また、長期雇用がコミットされていると、ミスをして懲罰を受けることを避けるためにリスク回避的になる、上からの評価が気になるのでNoと言わない文化が醸成される、なども良く指摘されるところです。
このような働き方をしていると、スキルの高い人も段々とエッジが取れてしまい、パフォーマンスが落ちてしまうのではないか、と心配になります。同じスキル・才能の人が正社員・契約社員のそれぞれの立場で発揮するパフォーマンスにどのような差が出るか、調査してみたいところです。
こうしてみると、契約内容で差をつけるやり方は、一見理にかなっているようですが、事はそう簡単ではなさそうです。
どうなる正社員、というお題に立ち戻ると、契約制度としての社員は、もっとモチベーションやロイヤリティに正しく繋がる形に制度再設計されるべきだと思います。その中では、上記で議論したように現在の正社員コンセプトの核になっている長期雇用にメスを入れることが大切になってくると思われ、そうすると契約社員との間に差をつける意味はなくなってくるので、社員の中には正も契約もなくなるのではないか、というのが私の考えです。

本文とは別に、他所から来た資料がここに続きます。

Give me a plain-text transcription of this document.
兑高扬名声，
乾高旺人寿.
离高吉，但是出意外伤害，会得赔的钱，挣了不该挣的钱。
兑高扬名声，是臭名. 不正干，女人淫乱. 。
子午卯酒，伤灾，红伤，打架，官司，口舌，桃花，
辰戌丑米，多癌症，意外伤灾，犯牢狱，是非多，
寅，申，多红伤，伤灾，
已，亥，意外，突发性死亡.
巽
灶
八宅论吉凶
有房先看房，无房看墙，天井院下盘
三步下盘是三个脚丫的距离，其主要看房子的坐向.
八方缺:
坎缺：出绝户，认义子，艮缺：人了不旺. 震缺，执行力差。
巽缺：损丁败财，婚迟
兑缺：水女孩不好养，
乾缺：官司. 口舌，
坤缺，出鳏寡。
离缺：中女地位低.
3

これは日本の勤め人の多くを占める正社員の既得権を剥奪するように見える、社会的にインパクトのある制度変更ですし、法的なクリアランスも簡単ではないと思われますので、なかなか踏み切れる企業はないかもしれませんが、いちど先例が出たら、同調効果であっという間に広がるのではないか、と思います。
また、勤め方としての正社員を考えると、現状維持的な仕事の仕方が一度身について成長が止まってしまうと、制度や社会が変わった時に置いていかれてしまうので、月並みですが、たとえ正社員の地位にあっても既得権に甘んじず、気骨を持って毎日の仕事にあたることが大事なのではないかと思います。
では、その気骨とは何か、なのでしょうか。
多くの人が長い間ひとつの組織にいると、自然と人的なネットワークが形成されていき、それが情報やアイデアが流通する動脈のようになります。
組織図に則って設計されるような会議体の他に、企業にはそういうネットワークが存在し、えてしてフォーマルな意思伝達・意思決定経路を補完する形で機能しているものです。
気骨をもった正社員の仕事の仕方とは、このネットワークのようにピラミッド内のポジションに拘泥せず、そこから漏れ落ちる要素を埋めていくようなことにあるのではないか、と私は考えます。
そして、上記のように正社員と契約社員の垣根がなくなって来たら、今度はこの気骨の欠落が指摘され始め、そこに対応する形で新しい制度アイデアが生まれてくるのでしょう。
組織というものは、そうして、振り子が振れるようにダイナミックに進化していくものである、というのが9つの会社での仕事を経験している私の、いまのところの考えです。